Oh, Bill and Hillary Clinton, the Trump White House just can't quit you.

At Tuesday's press briefing, reporters threw three questions at Press Secretary Sarah Huckabee Sanders about Monday night's bombshell story claiming President Donald Trump dictated son Donald Trump Jr.'s initial statement about his Trump Tower meeting in June 2016, overruling the talking points crafted by his advisers:

“The statement that Don Jr. issued is true. There's no inaccuracy in the statement.”

That in no way explains why that statement was so vague that Trump Jr. had to issue a follow-up expanding on it, then release all the emails in which he set up the meeting, then go on Sean Hannity's show to further explain himself, and now will have to testify to the Senate Judiciary Committee about it. That's an awful lot of explaining for someone who told the truth the first time.

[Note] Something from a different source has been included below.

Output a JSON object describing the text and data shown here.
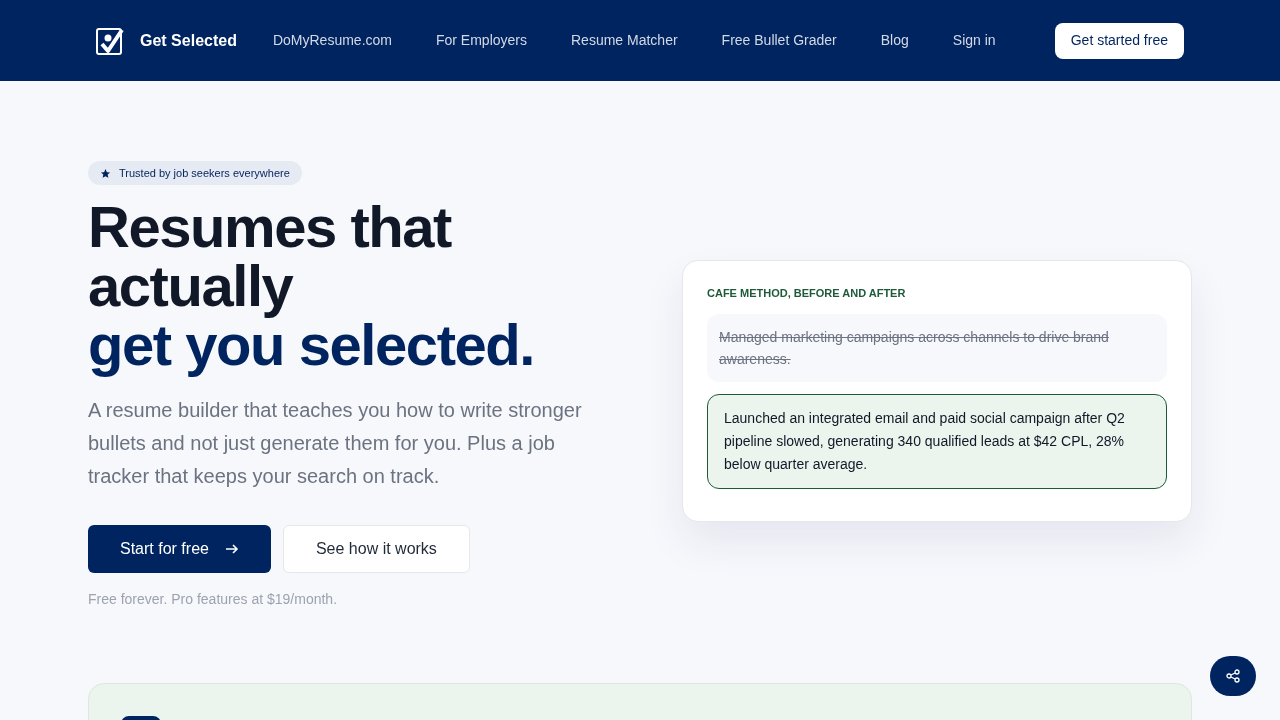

Huckabee Sanders tried to soft-sell the president's actions as those of a dutiful dad:

“The president weighed in, as any father would based on the limited information that he had.”

The defense of “I did it because I love my son” does not excuse someone from legal liability if special counsel Robert Mueller ever finds a reason to bring charges against the Trumps in this case, but please do go on:

“You guys are focused on a meeting that Don Jr. had of no consequence.”

If it was so inconsequential, why not just come clean about it right off the bat instead of the pattern of lying about who was in the meeting and what the topic of it was, only to create a firestorm when more information trickles out?

Huckabee Sanders continued:

“When the Democrats actually colluded with a foreign government like Ukraine. The Democrat-linked firm Fusion GPS actually took money from the Russian government while it created the phony dossier that's been the basis for all of the Russia scandal fake news. And if you want to talk further about a relationship with Russia, look no further than the Clintons.”

Ah yes, the Trump bete noir that he just can't let go.

“Bill Clinton was paid half a million dollars to give a speech to a Russian bank and was personally thanked by Putin for it.”

Debunked, as the story was based on the flimsiest of flimsy evidence and was also written by the reporter responsible for this. But please continue:

“Hillary Clinton allowed one-fifth of America's uranium reserves to be sold to a Russian firm whose investors were Clinton Foundation donors.”

Debunked. But keep going, you're doing great:

“And the Clinton campaign chairman's brother lobbied against sanctions on Russia's largest bank and failed to report it.”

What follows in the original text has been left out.